Whenever a crisis strikes our nation, Bangladeshis from all walks of life join hands to help those who have fallen. However, after the crisis is resolved, we seldom learn our lessons from these crises.
A culmination of factors led to the tragedy – the addition of four floors on a structure with a permit for five storeys, an inherent structural fault due to the building’s sub-standard foundation and factories operating in a non-industrialised building, amongst others.
The question that needs to be asked is who should be really held accountable for the death of these people – the government, factory owners, building owner, western retailers or the consumers of these products?
It is the government’s first and foremost responsibility to ensure the safety of its people. The RMG sector accounts for almost 75-80% of the country’s exports and about 13% of its GDP. It is the RMG exports and foreign remittance from Bangladeshi workers abroad which has enabled us to build a surplus of foreign reserves and achieve an annual GDP growth of about 6% over the last decade.
From an economic perspective a potential cut-back in garment imports from the country would devastate the economy. Hence, it is of utmost importance that the government starts reviewing the safety standards of all industrial facilities and working with the international community to enforce a more rigorous monitoring system to ensure compliance.
The lives of 55-plus innocent low-income people should not and cannot be written off as an acceptable loss.
The RMG industry is a low margin business; the only way to make profit is produce enough to make up for the low margin. Hence, it is often difficult for the local factory owners to enforce international worker safety standards, as they require some investment.
In essence, the real power lies with western brands and retailers, beginning with the biggest players: Wal-Mart, H & M, Inditex, Gap and others. These big brands and retailers need to understand and learn from the “Nike” experience.
Western brands and retailers, in collaboration with the suppliers, need to develop a code of ethics and best practices.
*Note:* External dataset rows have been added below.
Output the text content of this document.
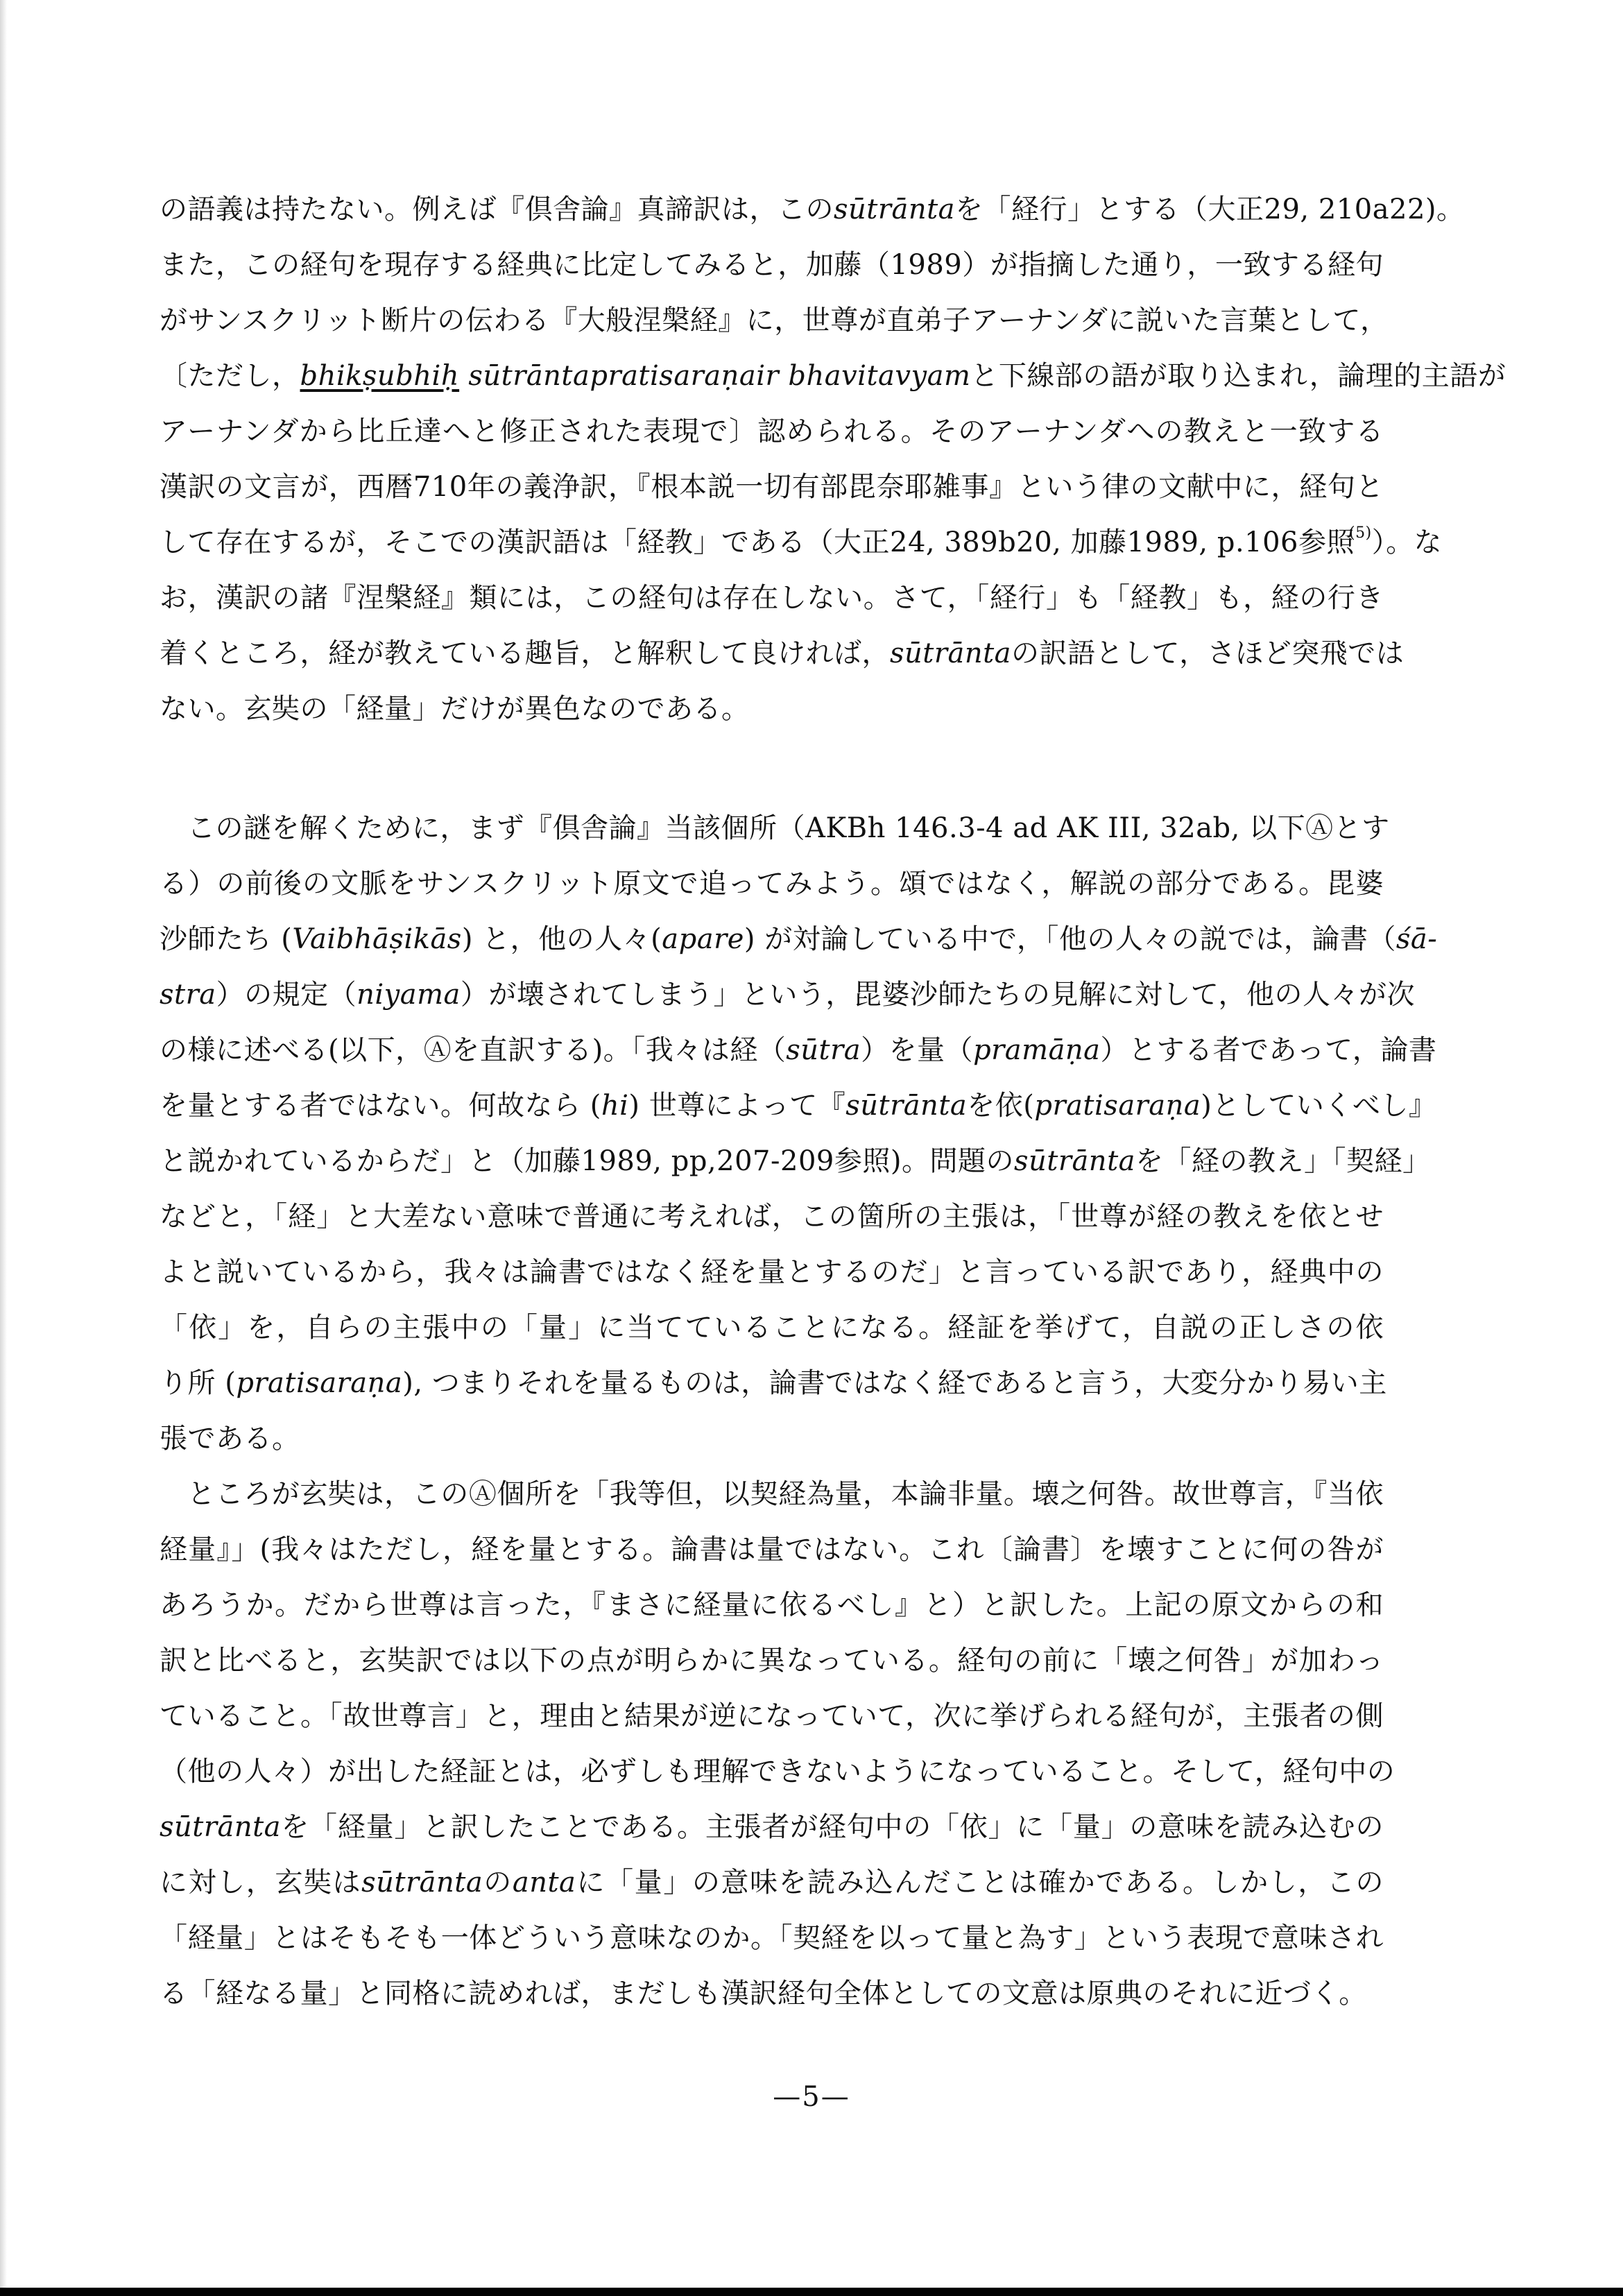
の語義は持たない。例えば『倶舎論』真諦訳は，このsūtrāntaを「経行」とする（大正29, 210a22)。
また，この経句を現存する経典に比定してみると，加藤（1989）が指摘した通り，一致する経句
がサンスクリット断片の伝わる『大般涅槃経』に，世尊が直弟子アーナンダに説いた言葉として，
〔ただし，bhikṣubhiḥ sūtrāntapratisaraṇair bhavitavyamと下線部の語が取り込まれ，論理的主語が
アーナンダから比丘達へと修正された表現で〕認められる。そのアーナンダへの教えと一致する
漢訳の文言が，西暦710年の義浄訳，『根本説一切有部毘奈耶雑事』という律の文献中に，経句と
して存在するが，そこでの漢訳語は「経教」である（大正24, 389b20, 加藤1989, p.106参照$^{(5)}$）。な
お，漢訳の諸『涅槃経』類には，この経句は存在しない。さて，「経行」も「経教」も，経の行き
着くところ，経が教えている趣旨，と解釈して良ければ，sūtrāntaの訳語として，さほど突飛では
ない。玄奘の「経量」だけが異色なのである。
この謎を解くために，まず『倶舎論』当該個所（AKBh 146.3-4 ad AK III, 32ab, 以下Ⓐとす
る）の前後の文脈をサンスクリット原文で追ってみよう。頌ではなく，解説の部分である。毘婆
沙師たち (Vaibhāṣikās) と，他の人々(apare) が対論している中で，「他の人々の説では，論書（śā-
stra）の規定（niyama）が壊されてしまう」という，毘婆沙師たちの見解に対して，他の人々が次
の様に述べる(以下，Ⓐを直訳する)。「我々は経（sūtra）を量（pramāṇa）とする者であって，論書
を量とする者ではない。何故なら (hi) 世尊によって『sūtrāntaを依(pratisaraṇa)としていくべし』
と説かれているからだ」と（加藤1989, pp,207-209参照)。問題のsūtrāntaを「経の教え」「契経」
などと，「経」と大差ない意味で普通に考えれば，この箇所の主張は，「世尊が経の教えを依とせ
よと説いているから，我々は論書ではなく経を量とするのだ」と言っている訳であり，経典中の
「依」を，自らの主張中の「量」に当てていることになる。経証を挙げて，自説の正しさの依
り所 (pratisaraṇa), つまりそれを量るものは，論書ではなく経であると言う，大変分かり易い主
張である。
ところが玄奘は，このⒶ個所を「我等但，以契経為量，本論非量。壊之何咎。故世尊言，『当依
経量』」(我々はただし，経を量とする。論書は量ではない。これ〔論書〕を壊すことに何の咎が
あろうか。だから世尊は言った，『まさに経量に依るべし』と）と訳した。上記の原文からの和
訳と比べると，玄奘訳では以下の点が明らかに異なっている。経句の前に「壊之何咎」が加わっ
ていること。「故世尊言」と，理由と結果が逆になっていて，次に挙げられる経句が，主張者の側
（他の人々）が出した経証とは，必ずしも理解できないようになっていること。そして，経句中の
sūtrāntaを「経量」と訳したことである。主張者が経句中の「依」に「量」の意味を読み込むの
に対し，玄奘はsūtrāntaのantaに「量」の意味を読み込んだことは確かである。しかし，この
「経量」とはそもそも一体どういう意味なのか。「契経を以って量と為す」という表現で意味され
る「経なる量」と同格に読めれば，まだしも漢訳経句全体としての文意は原典のそれに近づく。
—5—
While many of these retailers already have them in place and regular audits are conducted, these code of ethics are not practiced throughout the organisation.
A corporate social responsibility program can have some influence, but in order to be properly implemented it needs to have a buy-in from all the suppliers.
The global retailers need to understand that they just simply cannot issue a supplier code of conduct and perform regular audits. Audits are part of the solution but simply not the answer.
Change does not happen instantaneously, rather it needs to be managed. The first step would be to investigate the entire supply chain and identify areas that need improvement.
These improvements then need to be monitored in such a way, so that they become part of the supplier’s culture. If they are monitored from the outside, it will be a “one-day” thing, during which the firm follows the best practices just to pass the audit. It’s essential that these best practices become an integral part of the culture.
The suppliers and factory owners need to understand that increases in productivity can be achieved through improvement in working conditions, thereby leading to higher efficiency and profits. Factory owners need to look beyond the numbers and build links between the human element and traditional areas of measurement such as quality and delivery.
A clear business case needs to be made for investment in human resource management systems. Without a buy-in from all the stakeholders, corporate social responsibility cannot be integrated as part of a company’s day-to-day operations.
The Nike fiasco in the 1990s can serve as a great role model. For example, excessive overtime had been a problem in a lot of Nike contracted factories.
Nike commissioned extensive research and found that the reasons for excessively long work hours among its suppliers were poor application of local laws, flawed factory management approaches and upstream business processes that caused extra work.
Best practice research shows links between long hours, increased accidents and poor health, but plant managers need specific data from their own facilities showing when defects, accidents and even needle breakages occur.
For example, do workers break more needles at the end of their shifts than at the beginning, or during long periods of frequent overtime? If so, it may mean they’re tired and not paying as much attention to their work and quality suffers. On top of that, potentially productive time is wasted when changing needles.
McKinsey in its 2011 report about the RMG sector in Bangladesh correctly mentions that the contracted factories are a long way from following the international standards of work place safety. The government and factory owners need to understand that investment in human capital will come back as higher productivity gains. This kind of an investment will generate high long-term returns in terms of higher profits and increased business for the RMG sector.
Finally, consumers of these products need to realise that they are the ones who hold the ultimate power to see these injustices to an end. They did it with child labour in Nike-contracted factories in the 1990s. Consumers are smart enough to draw a line with what is right and wrong.
Consumers need to inhibit purchasing from retailers who cannot ensure that their products were manufactured under the international standards of compliance. Only then the Western brands and retailers will take compliance seriously.
Consumers need to realise that they are actively taking part in blood fashion. Kids have lost parents in the tragedy and this blood is on the hands of the end consumers.
Azfar Hossain is a freelance contributor.